そうなると、当然ある言語から他の言語へすっきりと翻訳できないような単語が出てきます。そういった「翻訳できないことば」というのは、外国語関連のエッセイでは定番のテーマですね。
本書『翻訳できない世界のことば』(エラ・フランシス・サンダース著、前田まゆみ訳、創元社)は、ニューヨークタイムズのベストセラーにも選ばれた本。このテーマではおそらく最も有名な本で、ご存知の方もいるはず。
世界各地の言語から著者が選りすぐった「翻訳できないことば」たちが、イラストレータとして活躍する著者の雰囲気抜群なイラストと、数行程度の短いエッセイで紹介されています。
日本語からも、「木漏れ日」や「積ん読」となどいくつかの単語が紹介されていますね。
積読のスケールは、1冊だけのこともあれば、
エラ・フランシス・サンダース著、前田まゆみ訳『翻訳できない世界のことば』創元社 90ページ
大量の読まない蔵書になっていることもあります。
玄関を出るまでに、ページを開いたことのない『大いなる遺産』の本に
いつもつまずいてしまう、知的に見えるあなた。
その本、日の目を見る価値があると思いますよ。
自分の学んだことのある外国語や、自分の母語のなかにはこういった、
- 他の言語に翻訳できそうにないことば
- 「自分の気持ちをすぱっと簡潔に言い表しているな」というような単語
がいくつかあることでしょう。本書はこういう言葉を探すきっかけをになること間違いなし。

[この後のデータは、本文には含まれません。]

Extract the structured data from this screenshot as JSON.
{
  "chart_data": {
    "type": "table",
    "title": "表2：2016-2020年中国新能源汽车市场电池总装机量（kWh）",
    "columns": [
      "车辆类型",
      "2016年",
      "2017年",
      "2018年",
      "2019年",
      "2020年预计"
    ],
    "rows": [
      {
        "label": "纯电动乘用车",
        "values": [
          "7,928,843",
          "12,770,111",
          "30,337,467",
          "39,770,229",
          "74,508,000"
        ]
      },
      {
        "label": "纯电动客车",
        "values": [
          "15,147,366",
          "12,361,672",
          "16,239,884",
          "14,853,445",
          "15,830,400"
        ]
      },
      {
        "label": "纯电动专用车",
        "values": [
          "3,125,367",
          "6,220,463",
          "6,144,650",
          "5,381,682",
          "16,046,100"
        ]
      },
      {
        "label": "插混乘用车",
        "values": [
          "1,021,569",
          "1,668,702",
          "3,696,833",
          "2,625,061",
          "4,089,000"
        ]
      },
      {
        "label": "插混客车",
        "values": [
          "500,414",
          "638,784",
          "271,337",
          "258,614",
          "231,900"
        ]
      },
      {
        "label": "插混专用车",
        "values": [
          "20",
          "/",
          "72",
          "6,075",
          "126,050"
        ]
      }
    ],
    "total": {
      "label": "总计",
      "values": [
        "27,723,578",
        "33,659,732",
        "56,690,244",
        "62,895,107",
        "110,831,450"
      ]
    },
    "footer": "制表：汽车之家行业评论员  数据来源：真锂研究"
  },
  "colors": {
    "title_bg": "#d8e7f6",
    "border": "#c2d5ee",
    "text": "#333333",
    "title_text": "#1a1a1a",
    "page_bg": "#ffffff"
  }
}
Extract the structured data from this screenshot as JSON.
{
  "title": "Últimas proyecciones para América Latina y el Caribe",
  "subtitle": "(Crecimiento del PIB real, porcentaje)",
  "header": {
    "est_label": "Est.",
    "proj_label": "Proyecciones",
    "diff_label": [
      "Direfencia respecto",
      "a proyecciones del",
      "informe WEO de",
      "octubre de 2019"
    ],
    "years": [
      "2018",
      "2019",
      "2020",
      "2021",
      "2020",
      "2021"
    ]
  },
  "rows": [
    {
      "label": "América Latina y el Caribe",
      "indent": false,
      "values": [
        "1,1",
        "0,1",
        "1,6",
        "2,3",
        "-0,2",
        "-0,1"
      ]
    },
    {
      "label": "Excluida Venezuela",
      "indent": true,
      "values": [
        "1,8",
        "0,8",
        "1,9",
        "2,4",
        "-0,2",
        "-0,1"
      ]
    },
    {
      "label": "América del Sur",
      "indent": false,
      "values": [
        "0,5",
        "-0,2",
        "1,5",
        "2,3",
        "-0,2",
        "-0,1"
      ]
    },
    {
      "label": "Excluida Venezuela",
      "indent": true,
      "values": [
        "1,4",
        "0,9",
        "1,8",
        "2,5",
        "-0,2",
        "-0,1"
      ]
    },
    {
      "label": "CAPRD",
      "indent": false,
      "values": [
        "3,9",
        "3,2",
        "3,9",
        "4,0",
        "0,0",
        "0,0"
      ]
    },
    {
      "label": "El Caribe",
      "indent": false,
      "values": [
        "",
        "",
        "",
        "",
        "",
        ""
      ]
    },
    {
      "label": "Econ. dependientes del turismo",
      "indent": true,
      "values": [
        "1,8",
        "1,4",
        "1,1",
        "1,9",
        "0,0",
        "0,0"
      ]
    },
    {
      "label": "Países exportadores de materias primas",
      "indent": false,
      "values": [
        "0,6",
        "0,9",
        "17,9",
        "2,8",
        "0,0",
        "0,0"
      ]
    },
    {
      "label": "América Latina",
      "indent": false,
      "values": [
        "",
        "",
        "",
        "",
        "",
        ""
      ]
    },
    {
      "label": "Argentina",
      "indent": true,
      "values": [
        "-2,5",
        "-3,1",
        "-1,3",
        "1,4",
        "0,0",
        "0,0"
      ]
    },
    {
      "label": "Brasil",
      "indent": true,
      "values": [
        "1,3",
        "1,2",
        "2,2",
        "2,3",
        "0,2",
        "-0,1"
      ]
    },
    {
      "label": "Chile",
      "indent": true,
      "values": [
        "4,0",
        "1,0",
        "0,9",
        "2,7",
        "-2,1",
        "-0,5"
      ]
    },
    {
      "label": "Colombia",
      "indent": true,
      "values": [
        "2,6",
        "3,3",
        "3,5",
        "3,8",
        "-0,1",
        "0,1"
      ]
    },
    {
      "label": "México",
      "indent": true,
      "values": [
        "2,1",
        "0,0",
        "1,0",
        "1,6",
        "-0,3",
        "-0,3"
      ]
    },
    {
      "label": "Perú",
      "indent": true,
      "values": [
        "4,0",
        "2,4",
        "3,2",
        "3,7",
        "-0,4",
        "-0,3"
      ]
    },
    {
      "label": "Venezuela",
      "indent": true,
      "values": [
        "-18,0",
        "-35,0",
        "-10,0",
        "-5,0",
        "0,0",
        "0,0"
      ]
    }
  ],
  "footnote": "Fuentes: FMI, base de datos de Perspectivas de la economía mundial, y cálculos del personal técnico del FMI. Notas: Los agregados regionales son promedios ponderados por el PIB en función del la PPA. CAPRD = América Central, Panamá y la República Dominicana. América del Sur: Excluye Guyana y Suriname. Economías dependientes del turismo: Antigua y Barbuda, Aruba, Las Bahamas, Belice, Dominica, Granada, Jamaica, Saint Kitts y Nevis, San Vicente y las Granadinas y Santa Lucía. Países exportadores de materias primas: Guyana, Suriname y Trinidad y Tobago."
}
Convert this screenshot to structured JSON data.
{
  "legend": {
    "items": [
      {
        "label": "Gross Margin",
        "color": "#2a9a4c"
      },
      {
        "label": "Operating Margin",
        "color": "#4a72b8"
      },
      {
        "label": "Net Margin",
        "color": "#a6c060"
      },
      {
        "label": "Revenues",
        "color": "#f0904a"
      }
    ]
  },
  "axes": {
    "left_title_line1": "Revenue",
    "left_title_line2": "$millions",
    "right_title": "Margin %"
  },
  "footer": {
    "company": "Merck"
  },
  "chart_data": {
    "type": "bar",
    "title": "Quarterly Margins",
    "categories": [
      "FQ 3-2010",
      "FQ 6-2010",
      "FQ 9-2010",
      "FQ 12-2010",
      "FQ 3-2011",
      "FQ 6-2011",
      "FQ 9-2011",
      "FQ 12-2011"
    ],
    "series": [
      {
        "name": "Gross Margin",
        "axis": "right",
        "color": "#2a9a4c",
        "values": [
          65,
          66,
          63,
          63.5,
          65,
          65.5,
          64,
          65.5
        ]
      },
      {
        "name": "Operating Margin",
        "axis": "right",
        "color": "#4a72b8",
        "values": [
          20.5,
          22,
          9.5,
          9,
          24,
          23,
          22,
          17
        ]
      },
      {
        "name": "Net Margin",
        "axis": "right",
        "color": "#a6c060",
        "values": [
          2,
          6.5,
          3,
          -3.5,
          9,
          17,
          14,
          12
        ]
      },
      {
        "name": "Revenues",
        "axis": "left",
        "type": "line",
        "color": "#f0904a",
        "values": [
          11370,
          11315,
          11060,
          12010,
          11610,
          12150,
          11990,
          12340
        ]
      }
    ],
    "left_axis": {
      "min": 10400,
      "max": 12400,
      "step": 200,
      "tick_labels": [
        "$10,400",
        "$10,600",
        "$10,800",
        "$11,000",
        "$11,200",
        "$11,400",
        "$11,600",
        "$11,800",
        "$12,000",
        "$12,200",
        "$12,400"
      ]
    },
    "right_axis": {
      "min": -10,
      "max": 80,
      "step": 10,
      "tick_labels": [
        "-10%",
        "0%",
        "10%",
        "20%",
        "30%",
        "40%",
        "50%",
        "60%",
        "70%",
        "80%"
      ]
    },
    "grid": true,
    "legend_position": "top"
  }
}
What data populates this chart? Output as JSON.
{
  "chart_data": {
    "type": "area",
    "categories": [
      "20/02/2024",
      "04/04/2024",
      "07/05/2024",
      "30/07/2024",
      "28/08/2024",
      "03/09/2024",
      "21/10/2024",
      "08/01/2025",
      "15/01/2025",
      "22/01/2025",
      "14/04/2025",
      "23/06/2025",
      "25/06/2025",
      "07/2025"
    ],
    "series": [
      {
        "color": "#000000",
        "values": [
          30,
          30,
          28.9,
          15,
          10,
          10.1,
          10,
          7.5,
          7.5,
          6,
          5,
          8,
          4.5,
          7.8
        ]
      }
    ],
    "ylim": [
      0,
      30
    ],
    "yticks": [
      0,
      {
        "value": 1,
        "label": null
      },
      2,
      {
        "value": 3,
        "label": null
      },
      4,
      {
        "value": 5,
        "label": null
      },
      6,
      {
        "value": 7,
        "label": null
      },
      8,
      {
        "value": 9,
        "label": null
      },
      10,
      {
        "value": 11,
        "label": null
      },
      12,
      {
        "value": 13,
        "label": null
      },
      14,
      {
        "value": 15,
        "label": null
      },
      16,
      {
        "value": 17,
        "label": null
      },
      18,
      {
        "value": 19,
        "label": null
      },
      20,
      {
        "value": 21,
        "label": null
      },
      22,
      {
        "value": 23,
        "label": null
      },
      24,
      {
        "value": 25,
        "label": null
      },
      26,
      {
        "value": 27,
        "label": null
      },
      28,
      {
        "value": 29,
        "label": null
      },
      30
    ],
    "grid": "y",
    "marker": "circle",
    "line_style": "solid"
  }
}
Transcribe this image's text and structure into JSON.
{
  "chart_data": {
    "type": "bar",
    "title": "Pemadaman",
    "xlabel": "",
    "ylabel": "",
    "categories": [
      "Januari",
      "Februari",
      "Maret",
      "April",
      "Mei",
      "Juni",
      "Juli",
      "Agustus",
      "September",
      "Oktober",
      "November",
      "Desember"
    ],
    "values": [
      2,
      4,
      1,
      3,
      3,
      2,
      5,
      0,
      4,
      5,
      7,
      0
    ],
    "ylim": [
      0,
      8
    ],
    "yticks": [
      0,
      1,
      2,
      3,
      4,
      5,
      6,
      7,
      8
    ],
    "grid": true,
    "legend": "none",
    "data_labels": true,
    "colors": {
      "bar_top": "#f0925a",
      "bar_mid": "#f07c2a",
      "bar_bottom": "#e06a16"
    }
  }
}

かくいう僕も、気づけば日本語や過去に学んだ外国語でそういった単語を探し始め、いくつかメモに書き残していました。
ちなみに当方フィンランド語をそれなりに学習していますが、poronkusema「トナカイが休憩なしで、疲れず移動できる距離(69ページ)」は初耳でした。
ほかにも、旅好きの僕としては、スウェーデン語の「resfeber」という単語に強く惹かれました。
未知の場所に旅立つ日の前夜、とりわけその場所が今いる場所から遠ければ遠いだけ、また旅行期間が長ければ長いだけ、その気持ちは強まります(ゆえに国内旅行ではそこまで感じませんが)。
詳細は、本書を手に取ってみてくださいね。
吉岡乾『なくなりそうな世界のことば』
世界には、数え方によっては数千もの言語が存在するともいわれます。しかし話者数が多かったり、国や公的機関の公用語の地位がある言語は、その中でも少数です。
残りの言語は公用語の地位がなかったり、話者数が減っていく一方の少数言語だったり。経済的アドバンテージのある言語が加速度的に幅を利かせていく一方で、こういった消滅の危機にあるような言語だってあるのです。
身近な例では、アイヌ語などがそうです。
本書『なくなりそうな世界のことば』(吉岡乾著、創元社)は、前の本と似たようなコンセプトの本です。出版社も同じ創元社。
ただしこちらは単語よりも言語に目を向ける趣旨のもので、書いた人もフィールド言語学の専門家。
世界中に存在する「絶滅の危機に瀕している言語」の専門家に聞いて、「その言語らしい」単語を一つ紹介しています。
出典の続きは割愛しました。